Ari enleva rapidement quelques bouts de verre plantés dans ses paumes puis se hâta à son tour vers la porte.
Une fois dehors, il jura : le type avait déjà démarré sa voiture. Sans perdre une seule seconde de plus, Ari pointa son arme en direction du conducteur.
— Stop, police ! hurla-t-il, sans vraiment y croire.
Le véhicule quitta sa place et s’engagea dans la rue.
Ari tira une première balle. La custode arrière vola en éclats, mais la voiture filait toujours. Il courut au milieu de la chaussée, tira une deuxième balle, puis une troisième. En vain. Le type venait de tourner dans la première rue à droite.
— Merde et merde et merde ! s’écria Ari en attrapant son téléphone.
Tout en composant le numéro de Morand, il courut dans la direction où s’était enfui le suspect. Son collègue répondit rapidement. Il suivait probablement toute la scène depuis le centre de la DST.
— Je l’ai perdu ! s’exclama Mackenzie. Vite, dis-moi où il est ?
— Ben… Il est juste derrière toi, dans l’immeuble.
— Hein ? Dans l’immeuble ?
— Le signal ne bouge plus depuis une bonne minute. J’ai cru que tu lui avais fait la peau, mon pote.
— Eh merde, il a dû lâcher son portable, l’enfoiré !
Mackenzie se laissa tomber lourdement sur un banc.

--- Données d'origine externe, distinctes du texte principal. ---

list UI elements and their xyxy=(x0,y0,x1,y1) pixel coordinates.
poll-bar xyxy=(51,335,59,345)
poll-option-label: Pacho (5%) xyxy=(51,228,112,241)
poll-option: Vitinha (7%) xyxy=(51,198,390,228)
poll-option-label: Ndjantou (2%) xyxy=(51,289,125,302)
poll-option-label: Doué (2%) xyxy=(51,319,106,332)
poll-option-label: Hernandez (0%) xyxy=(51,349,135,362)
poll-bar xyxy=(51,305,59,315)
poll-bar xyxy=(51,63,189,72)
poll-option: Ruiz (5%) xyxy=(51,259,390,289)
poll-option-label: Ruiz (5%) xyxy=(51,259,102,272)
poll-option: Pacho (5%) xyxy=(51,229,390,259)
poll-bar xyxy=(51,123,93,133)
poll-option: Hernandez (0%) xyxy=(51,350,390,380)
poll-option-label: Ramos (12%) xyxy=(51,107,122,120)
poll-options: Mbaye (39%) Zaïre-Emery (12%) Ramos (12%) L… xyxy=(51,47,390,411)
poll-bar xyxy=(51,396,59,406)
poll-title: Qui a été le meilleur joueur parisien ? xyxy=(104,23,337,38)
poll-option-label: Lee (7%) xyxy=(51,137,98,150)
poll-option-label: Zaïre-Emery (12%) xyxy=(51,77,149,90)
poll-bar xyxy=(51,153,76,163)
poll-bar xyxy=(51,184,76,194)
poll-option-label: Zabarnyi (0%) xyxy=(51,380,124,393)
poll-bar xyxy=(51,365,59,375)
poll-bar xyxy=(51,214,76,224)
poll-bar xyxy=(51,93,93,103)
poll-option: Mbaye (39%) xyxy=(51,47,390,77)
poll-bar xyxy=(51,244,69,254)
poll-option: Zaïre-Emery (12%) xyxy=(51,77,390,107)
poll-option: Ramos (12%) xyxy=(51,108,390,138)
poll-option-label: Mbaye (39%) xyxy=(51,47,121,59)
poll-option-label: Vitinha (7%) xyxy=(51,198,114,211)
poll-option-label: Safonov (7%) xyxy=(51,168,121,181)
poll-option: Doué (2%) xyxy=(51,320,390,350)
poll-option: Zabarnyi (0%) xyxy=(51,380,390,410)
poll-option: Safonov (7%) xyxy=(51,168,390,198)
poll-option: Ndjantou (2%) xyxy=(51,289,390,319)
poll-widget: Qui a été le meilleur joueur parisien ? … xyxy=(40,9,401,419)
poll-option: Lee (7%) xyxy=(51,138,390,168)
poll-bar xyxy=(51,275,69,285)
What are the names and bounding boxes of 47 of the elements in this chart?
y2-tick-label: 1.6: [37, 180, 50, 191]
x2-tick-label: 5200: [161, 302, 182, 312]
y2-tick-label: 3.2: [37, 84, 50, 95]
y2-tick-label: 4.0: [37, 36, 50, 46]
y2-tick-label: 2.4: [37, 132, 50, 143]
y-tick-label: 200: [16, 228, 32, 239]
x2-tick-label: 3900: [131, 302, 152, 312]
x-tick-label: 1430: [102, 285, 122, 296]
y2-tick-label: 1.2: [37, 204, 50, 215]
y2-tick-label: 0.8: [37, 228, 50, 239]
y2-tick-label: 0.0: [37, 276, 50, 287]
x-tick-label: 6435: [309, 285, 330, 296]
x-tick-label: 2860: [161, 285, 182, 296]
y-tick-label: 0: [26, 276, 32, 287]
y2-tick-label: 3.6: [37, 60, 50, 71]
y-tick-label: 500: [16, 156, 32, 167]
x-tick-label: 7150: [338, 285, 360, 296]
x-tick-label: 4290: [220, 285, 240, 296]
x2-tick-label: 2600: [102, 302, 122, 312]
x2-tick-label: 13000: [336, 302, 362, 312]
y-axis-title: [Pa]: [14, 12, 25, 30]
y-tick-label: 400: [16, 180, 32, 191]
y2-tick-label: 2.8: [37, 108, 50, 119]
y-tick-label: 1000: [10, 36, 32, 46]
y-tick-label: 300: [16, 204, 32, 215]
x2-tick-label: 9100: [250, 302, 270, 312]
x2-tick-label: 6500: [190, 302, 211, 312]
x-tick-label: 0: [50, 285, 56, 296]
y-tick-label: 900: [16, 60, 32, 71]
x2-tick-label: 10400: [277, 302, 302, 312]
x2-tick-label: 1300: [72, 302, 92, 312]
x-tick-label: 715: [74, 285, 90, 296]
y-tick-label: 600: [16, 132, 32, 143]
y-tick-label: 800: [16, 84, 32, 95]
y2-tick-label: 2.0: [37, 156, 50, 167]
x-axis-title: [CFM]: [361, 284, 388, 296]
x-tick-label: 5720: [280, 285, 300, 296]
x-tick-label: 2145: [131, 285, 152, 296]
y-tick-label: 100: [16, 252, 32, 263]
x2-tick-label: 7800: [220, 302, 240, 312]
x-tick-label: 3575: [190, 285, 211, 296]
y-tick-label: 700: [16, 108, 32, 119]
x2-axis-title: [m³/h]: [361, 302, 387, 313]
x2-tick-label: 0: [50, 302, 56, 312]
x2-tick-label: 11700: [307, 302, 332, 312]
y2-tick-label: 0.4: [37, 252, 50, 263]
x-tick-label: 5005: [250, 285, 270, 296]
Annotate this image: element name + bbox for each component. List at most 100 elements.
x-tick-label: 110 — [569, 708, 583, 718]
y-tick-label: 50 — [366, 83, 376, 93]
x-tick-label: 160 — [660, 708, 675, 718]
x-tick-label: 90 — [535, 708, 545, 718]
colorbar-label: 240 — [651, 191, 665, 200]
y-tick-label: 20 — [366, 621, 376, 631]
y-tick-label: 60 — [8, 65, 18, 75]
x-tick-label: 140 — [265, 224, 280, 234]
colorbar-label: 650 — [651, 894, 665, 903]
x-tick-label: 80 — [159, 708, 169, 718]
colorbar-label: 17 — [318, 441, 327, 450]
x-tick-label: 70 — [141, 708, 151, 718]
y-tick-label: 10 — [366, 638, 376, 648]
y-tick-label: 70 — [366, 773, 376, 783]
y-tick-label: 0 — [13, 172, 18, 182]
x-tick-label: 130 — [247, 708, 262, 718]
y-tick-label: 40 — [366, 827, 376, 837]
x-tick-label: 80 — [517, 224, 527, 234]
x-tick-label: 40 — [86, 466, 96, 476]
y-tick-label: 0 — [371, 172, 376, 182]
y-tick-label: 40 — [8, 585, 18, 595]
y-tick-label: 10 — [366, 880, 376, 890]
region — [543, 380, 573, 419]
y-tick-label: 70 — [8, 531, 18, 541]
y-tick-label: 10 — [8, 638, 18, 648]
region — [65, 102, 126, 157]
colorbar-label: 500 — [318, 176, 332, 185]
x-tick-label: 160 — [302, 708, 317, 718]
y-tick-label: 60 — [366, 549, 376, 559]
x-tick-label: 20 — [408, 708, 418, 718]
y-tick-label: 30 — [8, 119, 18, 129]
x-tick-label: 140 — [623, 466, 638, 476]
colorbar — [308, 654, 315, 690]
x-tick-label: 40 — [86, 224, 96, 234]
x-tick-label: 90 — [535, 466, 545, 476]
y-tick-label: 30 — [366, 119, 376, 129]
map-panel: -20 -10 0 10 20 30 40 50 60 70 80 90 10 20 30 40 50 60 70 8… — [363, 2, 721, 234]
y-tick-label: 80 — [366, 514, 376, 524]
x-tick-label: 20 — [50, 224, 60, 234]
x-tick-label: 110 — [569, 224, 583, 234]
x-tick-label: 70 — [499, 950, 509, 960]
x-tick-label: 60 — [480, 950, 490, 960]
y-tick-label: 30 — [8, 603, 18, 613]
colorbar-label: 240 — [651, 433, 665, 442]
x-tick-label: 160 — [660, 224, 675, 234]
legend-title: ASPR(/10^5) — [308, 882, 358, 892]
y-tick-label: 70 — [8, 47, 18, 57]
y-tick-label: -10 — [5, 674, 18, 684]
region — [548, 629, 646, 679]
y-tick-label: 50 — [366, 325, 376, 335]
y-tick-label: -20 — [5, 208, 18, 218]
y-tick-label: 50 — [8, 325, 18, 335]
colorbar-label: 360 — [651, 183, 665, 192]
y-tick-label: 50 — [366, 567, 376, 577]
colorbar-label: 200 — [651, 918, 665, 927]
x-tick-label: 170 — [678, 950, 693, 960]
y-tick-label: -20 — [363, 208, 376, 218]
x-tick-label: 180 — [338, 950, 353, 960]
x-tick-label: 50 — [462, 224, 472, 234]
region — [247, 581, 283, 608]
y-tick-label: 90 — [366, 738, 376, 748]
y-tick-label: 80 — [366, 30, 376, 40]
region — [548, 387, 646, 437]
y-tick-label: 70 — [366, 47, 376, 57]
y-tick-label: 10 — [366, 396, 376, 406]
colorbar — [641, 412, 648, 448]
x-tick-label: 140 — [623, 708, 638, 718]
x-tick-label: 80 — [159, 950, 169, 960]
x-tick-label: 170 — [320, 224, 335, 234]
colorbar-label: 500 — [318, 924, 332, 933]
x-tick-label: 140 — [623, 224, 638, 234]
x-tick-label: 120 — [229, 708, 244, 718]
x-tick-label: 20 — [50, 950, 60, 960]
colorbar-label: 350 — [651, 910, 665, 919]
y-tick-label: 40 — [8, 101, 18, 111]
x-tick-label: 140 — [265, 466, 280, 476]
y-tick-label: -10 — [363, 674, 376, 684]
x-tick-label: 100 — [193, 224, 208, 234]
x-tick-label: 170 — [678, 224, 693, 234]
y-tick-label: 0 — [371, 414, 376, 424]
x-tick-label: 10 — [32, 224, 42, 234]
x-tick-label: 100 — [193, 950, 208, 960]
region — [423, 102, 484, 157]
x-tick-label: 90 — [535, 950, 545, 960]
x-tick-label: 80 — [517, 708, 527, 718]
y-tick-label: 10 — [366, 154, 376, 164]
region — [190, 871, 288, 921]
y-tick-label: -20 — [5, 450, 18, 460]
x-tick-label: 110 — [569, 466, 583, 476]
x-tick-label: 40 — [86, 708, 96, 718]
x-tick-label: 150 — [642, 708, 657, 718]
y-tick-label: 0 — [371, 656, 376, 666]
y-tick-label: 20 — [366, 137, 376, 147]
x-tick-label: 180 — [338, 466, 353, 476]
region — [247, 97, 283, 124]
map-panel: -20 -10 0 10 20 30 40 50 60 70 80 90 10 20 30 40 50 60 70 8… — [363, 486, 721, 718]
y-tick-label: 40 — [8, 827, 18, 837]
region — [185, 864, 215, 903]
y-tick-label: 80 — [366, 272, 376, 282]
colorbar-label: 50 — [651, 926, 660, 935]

— L’enfoiré ! répéta-t-il.
Il avait été à deux doigts de l’intercepter. Quel gâchis ! Un à un, il enleva les éclats de verre encore plantés dans ses mains, puis il se releva et retourna dans le hall de l’immeuble. Il n’y avait toujours personne. Visiblement, malgré le vacarme de la porte qui avait explosé, la bagarre n’avait pas attiré l’attention des voisins. Pas encore en tout cas. Après avoir ramassé le téléphone du grand blond, il sortit dans le vent de l’hiver.
Il marcha dans la rue d’un pas décidé. Cela ne servait à rien de désespérer. Il n’avait pas tout perdu. Ce téléphone renfermait peut-être des informations précieuses. Et puis il y avait ce tatouage : plus il y pensait, plus Ari était certain d’avoir déjà remarqué ce symbole quelque part.
L’information essentielle, toutefois, c’était qu’il y avait bien un lien entre le type qu’il avait tué dans son appartement, le grand blond et les assassinats des derniers jours. Ce qui signifiait que, tout compte fait, il n’avait pas affaire à un meurtrier en série, mais plutôt à une organisation criminelle. Les tueurs en série agissaient seuls, ou en couple à la limite, mais là, à sa grande surprise, son enquête le menait dans une direction bien différente : une entreprise de crime organisé qui déguisait ses homicides en meurtres en série. Oui, peut-être était-ce cela.
Ari regarda sa montre. Il était déjà 14 heures. Il songea qu’il aurait tout le temps d’étudier la question de plus près le soir même. Pour le moment, il avait autre chose à faire.